After getting these lists, he used the online ‘Wordle‘ tool
to generate word-clouds of these words, using those citation weightings in the word-sizing calculation. Common words, numbers, etc. are excluded. There may be some cases where non-astronomy papers have crept in, but as much as possible is done to keep these to a minimum.
There’s probably some bias, since older papers have longer to accumulate citations, but the changing hot-topics on ~10 year time-scales take care of this I think.
Anyway, here are the rather interesting results. First is 1980-1990
Followed by 1990-2000
and, lastly, we have 2000-2010
It’s especially interesting to see the extent to which cosmology has elbowed all the other less interesting stuff out of the way…and how the word “observations” has come to the fore in the last decade.
ps. Here’s the last one again with the WMAP papers taken out:
December 12, 2011 at 11:22 am
A simple explanation would be that pretty much every extra-galactic paper that uses a particular value for H0 cites a paper with “[N]-year Wilkinson Microwave Anisotropy Probe (WMAP) observations … cosmological …” as the title. With that in mind (and removing those outliers from the Wordle), it is clear that cosmology only really exists to support research into galaxies 😉
December 12, 2011 at 12:51 pm
…i think jim is stuck at a snowy/icy mauna kea – so he has time on his hands.

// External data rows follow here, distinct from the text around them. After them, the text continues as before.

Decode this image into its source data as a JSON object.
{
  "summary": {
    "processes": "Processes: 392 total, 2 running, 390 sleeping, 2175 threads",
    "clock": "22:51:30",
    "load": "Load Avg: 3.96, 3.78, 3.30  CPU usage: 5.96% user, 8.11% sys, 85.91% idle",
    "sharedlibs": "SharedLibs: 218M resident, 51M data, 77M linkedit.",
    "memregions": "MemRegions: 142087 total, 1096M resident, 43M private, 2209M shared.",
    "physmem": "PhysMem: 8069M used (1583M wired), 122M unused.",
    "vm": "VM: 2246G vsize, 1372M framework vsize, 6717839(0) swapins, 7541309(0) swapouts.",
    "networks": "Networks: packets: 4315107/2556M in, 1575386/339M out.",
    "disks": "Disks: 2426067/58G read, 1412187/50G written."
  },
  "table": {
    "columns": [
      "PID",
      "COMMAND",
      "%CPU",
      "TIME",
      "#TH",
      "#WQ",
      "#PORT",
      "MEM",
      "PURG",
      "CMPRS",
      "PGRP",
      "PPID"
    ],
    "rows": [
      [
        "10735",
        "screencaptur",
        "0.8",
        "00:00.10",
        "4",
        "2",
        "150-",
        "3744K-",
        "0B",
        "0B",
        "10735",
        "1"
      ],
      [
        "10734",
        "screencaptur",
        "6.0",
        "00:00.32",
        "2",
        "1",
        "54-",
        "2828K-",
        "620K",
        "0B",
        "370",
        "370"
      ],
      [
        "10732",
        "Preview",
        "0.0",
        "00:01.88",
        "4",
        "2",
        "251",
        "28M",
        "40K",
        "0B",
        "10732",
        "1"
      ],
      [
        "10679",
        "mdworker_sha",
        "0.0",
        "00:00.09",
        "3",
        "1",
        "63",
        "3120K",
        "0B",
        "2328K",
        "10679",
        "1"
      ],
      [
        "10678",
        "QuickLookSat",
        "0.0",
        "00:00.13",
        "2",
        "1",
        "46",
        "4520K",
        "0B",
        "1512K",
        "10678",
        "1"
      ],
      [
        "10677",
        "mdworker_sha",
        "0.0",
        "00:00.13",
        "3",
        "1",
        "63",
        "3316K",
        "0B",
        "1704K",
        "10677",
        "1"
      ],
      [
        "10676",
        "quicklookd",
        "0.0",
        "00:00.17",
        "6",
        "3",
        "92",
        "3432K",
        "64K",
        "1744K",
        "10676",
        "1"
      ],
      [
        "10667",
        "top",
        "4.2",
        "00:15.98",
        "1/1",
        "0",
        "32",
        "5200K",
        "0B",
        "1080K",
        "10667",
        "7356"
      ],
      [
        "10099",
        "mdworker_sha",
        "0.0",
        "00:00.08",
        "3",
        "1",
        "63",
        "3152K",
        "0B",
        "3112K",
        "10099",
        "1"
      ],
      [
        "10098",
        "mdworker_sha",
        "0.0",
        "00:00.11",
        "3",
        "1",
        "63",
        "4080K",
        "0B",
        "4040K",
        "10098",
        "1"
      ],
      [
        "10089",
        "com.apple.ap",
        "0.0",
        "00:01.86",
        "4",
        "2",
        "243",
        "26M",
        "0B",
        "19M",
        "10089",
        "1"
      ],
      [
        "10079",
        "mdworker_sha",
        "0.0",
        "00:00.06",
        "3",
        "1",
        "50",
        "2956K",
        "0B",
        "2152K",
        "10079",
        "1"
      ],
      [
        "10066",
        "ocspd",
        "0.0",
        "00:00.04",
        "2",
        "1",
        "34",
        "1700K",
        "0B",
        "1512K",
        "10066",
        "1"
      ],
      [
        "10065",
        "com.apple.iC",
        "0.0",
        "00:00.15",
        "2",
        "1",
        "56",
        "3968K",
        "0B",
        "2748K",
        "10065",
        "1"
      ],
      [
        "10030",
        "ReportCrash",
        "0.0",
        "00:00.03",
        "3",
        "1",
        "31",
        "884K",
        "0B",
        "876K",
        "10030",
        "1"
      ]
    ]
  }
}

December 13, 2011 at 7:11 am
dome is closed again, so here’s another one – perhaps a little more controversial:
http://www.physics.mcgill.ca/~jimgeach/wordcloud/authors.html
it’s co-authors on the top 500 papers from 1995-present, where the weights are given by the sum of (cites/co-author position)/time since publication.
there’s also a penalization factor for the big data release papers (WMAP, SDSS, etc.) to prevent those from overwhelming the cloud.
December 12, 2011 at 6:55 pm
I am definitely a ‘1990-2000’ person. Interesting to see how ‘star’ in the first decade became ‘stars’ and lately ‘stellar’ . Shifting emphasis.
Did I miss ‘planetary nebulae’ in the cloud? Probably needs a microscope to see.